[order] CICONIIFORMES | [family] Ardeidae | [latin] Egretta tricolor | [authority] Muller, 1776 | [UK] Tricolored Heron | [FR] Aigrette tricolore | [DE] Dreifarben-Reiher | [ES] Garceta Tricolor | [NL] Witbuikreiger
Egretta is a genus of medium-sized herons, mostly breeding in warmer climates. Representatives of this family are found in most of the world, and the Little Egret, as well as being widespread throughout much of the Old World, has now started to colonise the Americas. Little Egret Egretta garzetta in Kolleru, Andhra Pradesh, India.These are typical egrets in shape, long-necked and long-legged. There are few plumage features in common, although several have plumes in breeding plumage; a number of species are either white in all plumages, have a white morph (e.g. Reddish Egret), or have a white juvenile plumage (Little Blue Heron). The breeding habitat of Egretta herons is marshy wetlands in warm countries. They nest in colonies, often with other wading birds, usually on platforms of sticks in trees or shrubs.
Medium-sized long-legged long-necked wader with a fairly long and pointed and yellowish or blue-grey bill with black tip. Usually holds neck in an “S” curve at rest and in flight, obvious White belly and foreneck.
The adult has a blue-grey head, neck, back and upperwings
White line along foreneck. In alternate plumage, long blue filamentous plumes about head and neck, and buff ones on the back. Immatures more reddish, sexes similar
Listen to the sound of Tricolored Heron
Copyright remark: Most sounds derived from xeno-canto
North America, Latin America : Southeast USA to North South America
This species inhabits mangroves, coastal mudflats, wetlands, rivers and lakes. It is somewhat more common in coastal regions.
Breeds in monospecific or in mixed colonies and nest in trees near water and 2 to 4 meters above ground. Nest is a platform made out of sticks and small branches built by female. Clutch size 3-6 eggs, incubated for 21-25 days, young fledge after about 35 days.

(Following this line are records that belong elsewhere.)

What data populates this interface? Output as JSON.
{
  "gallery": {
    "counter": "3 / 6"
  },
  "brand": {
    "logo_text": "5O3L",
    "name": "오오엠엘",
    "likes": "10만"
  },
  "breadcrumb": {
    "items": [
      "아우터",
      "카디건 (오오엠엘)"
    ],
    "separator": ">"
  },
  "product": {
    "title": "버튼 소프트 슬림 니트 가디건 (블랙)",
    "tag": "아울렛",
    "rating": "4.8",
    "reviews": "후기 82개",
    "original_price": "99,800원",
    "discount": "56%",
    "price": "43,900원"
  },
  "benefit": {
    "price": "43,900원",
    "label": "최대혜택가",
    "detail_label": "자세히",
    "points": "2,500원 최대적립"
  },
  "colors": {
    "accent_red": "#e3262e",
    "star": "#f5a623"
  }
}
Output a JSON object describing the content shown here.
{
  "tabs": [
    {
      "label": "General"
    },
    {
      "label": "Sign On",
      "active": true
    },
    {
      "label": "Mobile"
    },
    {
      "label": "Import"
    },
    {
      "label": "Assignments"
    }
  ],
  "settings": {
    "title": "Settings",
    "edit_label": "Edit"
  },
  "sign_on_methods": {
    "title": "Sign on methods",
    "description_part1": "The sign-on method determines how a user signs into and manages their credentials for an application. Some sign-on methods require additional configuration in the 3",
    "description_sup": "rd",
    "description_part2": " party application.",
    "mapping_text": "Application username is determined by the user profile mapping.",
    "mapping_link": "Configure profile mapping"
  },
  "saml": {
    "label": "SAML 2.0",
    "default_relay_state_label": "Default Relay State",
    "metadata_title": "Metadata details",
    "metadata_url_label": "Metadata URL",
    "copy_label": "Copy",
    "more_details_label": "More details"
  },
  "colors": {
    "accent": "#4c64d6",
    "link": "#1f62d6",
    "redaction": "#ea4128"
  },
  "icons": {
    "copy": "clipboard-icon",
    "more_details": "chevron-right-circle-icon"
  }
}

Feeds by slowly walking through shallow water, mostly aquatic Invertebrates and fish.
copyright: R. J. Schaefer
This species has an extremely large range, and hence does not approach the thresholds for Vulnerable under the range size criterion (Extent of Occurrence <20,000 km2 combined with a declining or fluctuating range size, habitat extent/quality, or population size and a small number of locations or severe fragmentation). The population trend appears to be stable, and hence the species does not approach the thresholds for Vulnerable under the population trend criterion (>30% decline over ten years or three generations). The population size is very large, and hence does not approach the thresholds for Vulnerable under the population size criterion (<10,000 mature individuals with a continuing decline estimated to be >10% in ten years or three generations, or with a specified population structure). For these reasons the species is evaluated as Least Concern.
Breeds along coast from New Jersey, USA southward to Mexico, the Caribbean, and South America. Winters in most of its breeding range. Abundant in Surinam, the tricolored heron can be seen along the river in Paramaribo.
North American populations generally migratory, wintering Southern USA to North South America, and returning to colonies of South USA in March-May. Wintering population leaves Panama early February, some birds spend all year within nesting range. Nominate race sedentary. Post-breeding dispersal in populations of North less marked than in other North American herons. Accidental in Canada, Lesser Antilles, Brazil and Azores. Very common along the coastline in Surinam, sedentary.